Meet the new Kosc — different from the old Kosc
New York State Department of Transportation

They’re building bridges!

Brooklyn will celebrate the debut of the first of two spans that will replace the old Kosciuszko Bridge tonight, and the first brand-new bridge to grace the Brooklyn skyline since the Verrazano-Narrows connected Kings County to the Rock in 1964.

Drivers should expect traffic delays on both sides of the Brooklyn-Queens Expressway throughout the day, as lanes are closed and traffic is directed away from the old bridge and onto the new one.

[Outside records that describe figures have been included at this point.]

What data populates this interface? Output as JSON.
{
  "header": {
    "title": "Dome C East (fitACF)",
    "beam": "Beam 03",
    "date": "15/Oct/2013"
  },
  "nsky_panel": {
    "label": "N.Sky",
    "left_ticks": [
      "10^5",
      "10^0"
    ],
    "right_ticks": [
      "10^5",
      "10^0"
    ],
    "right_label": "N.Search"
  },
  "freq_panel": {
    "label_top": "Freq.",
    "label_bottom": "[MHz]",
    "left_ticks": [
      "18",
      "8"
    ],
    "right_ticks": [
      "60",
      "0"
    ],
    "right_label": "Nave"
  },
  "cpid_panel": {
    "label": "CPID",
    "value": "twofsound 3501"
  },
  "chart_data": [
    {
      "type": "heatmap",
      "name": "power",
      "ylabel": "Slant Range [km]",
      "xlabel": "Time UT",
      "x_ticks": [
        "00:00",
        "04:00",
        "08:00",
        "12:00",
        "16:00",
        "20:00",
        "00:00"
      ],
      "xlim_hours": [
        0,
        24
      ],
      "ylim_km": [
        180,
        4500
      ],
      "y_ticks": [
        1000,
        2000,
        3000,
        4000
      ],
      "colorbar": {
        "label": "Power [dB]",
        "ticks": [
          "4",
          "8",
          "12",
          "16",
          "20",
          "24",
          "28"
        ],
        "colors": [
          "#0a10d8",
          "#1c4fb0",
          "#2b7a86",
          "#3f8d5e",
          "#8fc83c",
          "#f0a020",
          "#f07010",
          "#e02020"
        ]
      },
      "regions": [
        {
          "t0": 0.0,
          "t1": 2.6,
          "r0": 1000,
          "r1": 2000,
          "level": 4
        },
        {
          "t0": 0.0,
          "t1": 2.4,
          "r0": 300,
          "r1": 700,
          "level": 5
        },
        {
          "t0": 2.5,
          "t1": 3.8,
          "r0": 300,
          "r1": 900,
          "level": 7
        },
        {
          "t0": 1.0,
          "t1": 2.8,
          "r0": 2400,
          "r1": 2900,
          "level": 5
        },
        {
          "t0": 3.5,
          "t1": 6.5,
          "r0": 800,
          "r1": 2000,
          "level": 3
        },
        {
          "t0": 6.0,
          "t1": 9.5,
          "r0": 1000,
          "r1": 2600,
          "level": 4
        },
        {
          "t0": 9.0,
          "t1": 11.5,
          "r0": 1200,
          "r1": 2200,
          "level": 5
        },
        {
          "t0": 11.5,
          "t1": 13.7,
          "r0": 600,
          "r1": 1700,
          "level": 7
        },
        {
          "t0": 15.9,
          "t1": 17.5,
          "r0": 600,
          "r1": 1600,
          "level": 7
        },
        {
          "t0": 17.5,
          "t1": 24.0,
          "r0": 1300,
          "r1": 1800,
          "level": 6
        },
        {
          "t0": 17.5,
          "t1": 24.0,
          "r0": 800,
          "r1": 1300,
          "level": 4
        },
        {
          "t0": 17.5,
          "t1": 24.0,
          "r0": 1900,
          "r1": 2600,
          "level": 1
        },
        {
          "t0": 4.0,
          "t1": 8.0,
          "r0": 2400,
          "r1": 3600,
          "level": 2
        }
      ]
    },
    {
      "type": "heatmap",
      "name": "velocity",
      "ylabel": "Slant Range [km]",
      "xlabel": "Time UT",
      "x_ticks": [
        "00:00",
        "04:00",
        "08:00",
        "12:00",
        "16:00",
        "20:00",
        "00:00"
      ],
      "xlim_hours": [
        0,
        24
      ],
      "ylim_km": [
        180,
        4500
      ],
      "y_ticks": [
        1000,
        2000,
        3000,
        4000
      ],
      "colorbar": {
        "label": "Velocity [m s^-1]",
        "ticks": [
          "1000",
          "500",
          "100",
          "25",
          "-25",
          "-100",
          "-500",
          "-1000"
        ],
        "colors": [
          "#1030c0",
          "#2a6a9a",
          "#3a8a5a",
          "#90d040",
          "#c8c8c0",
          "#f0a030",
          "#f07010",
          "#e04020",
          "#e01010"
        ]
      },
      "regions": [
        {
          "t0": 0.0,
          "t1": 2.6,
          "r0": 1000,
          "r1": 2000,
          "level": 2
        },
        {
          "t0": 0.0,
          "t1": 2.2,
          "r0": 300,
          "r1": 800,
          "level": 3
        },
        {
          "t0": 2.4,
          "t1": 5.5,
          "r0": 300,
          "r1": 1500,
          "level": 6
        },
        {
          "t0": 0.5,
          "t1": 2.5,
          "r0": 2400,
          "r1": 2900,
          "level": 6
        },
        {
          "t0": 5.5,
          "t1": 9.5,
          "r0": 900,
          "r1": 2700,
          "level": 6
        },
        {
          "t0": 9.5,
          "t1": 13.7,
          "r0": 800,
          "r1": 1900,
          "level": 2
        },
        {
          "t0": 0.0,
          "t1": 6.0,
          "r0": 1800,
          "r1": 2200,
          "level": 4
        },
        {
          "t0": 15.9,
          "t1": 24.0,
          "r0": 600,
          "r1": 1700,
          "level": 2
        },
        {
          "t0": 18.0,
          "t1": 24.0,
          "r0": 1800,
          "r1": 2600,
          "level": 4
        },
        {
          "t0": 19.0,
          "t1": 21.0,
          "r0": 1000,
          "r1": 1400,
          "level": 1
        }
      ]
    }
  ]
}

Come nightfall, Cuomo has rigged the bridge to radiate a massive, multi-color light show, which will be synchronized to a similar display on the Empire State Building and to music played on iHeartRadio stations.

Cuomo announced in February that the old Kosciuzsko, opened in 1939, would go out with a bang, with workers carting away the span’s center portion and then rigging the remaining structure with explosives in order to speed up work.

The demolition was originally set to roughly coincide with the opening of the new bridge, but, as of Thursday morning, the bridge’s fiery doom won’t happen until the summer according to a spokeswoman for state Department of Transportation.

Recently, a group of musicians calling themselves the Kosciuszko Philharmonic Orchestra created an online petition requesting the city let it perform Tchaikovsky’s famed “1812 Overture” during the span’s obliteration, although they remain short of their goal with only 237 out of 1,000 signatures.

Once the new span is open, six lanes will take traffic from Brooklyn to Queens and vice versa. Construction of a second cable-stay span with six lanes of traffic headed to Kings County, is in the works and is scheduled to open in 2020.

The Brooklyn Paper has been covering the plans to build the bridge since at least 2009, when the legendary Will Yakowicz wrote a piece headlined “The billion-dollar bridge.” What ever happened to that guy?